I'm taking a class on microbial pathogenesis. It makes me want to stop eating meat, because of all the diseases that animals carry. Mad cow disease, salmonella, brucellosis... It also makes me nervous about produce from places in Mexico and further south where the water is often contaminated with hepatitis A and pathogenic E. coli. Eating local makes sense for the environment and for our health and economy as well. It's just too bad that we can't grow more in Minnesota. It would be hard to give up bananas, chocolate, and Italian wine.

March 9, 2008 at 6:49 PM  
Blogger Skye Naomi said...

This comment has been removed by the author.

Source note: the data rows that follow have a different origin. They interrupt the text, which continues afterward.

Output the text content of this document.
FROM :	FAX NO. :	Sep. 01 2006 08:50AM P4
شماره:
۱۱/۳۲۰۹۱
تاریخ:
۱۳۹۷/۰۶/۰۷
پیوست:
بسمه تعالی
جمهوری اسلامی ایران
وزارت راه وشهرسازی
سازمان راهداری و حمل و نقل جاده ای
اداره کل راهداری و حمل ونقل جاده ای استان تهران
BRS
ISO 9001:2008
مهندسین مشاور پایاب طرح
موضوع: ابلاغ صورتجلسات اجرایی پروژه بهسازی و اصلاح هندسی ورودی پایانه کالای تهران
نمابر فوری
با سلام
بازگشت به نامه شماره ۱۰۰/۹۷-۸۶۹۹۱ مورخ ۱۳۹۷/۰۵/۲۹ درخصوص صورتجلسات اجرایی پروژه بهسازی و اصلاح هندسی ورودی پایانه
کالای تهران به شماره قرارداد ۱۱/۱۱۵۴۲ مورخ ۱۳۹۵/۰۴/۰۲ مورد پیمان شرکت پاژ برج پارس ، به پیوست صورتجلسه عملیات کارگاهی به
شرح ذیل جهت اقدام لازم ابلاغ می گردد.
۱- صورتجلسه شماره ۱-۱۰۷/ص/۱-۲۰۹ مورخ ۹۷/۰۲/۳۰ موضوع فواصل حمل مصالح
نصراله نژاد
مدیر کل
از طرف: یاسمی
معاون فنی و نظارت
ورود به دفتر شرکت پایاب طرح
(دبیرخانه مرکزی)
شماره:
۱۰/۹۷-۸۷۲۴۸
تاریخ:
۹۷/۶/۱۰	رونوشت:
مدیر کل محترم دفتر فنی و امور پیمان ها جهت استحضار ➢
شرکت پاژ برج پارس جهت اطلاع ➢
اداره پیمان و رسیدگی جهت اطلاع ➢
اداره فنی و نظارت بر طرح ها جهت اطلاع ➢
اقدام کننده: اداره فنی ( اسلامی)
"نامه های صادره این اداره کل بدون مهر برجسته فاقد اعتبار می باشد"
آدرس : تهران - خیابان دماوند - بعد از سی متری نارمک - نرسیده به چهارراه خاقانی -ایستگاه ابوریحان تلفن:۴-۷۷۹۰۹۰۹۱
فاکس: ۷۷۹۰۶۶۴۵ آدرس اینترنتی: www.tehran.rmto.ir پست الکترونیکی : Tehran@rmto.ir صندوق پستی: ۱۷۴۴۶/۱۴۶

March 12, 2008 at 1:25 PM  
Blogger Skye Naomi said...

There will be no giving up of dark chocolate for me. Cindy, Have you tried Vosges? The Red Fire candy bar will change your life.
The division of labor thing is a good point. New methods of efficiency are these amazing advantages, but I always get excited when people question their use. In the documentary about Amish life, The Devil's Playground, an Amish man explained their attitude about technology. It wasn't just this across-the-board Luddite attitude. He said that with every invention that they might want to utilize, they first ask themselves if it would be good for the community, like, would it help or hurt the strength of communication and family.
I think it's really exciting when people (or companies/cultures) examine what is gained and what is lost in efficiency.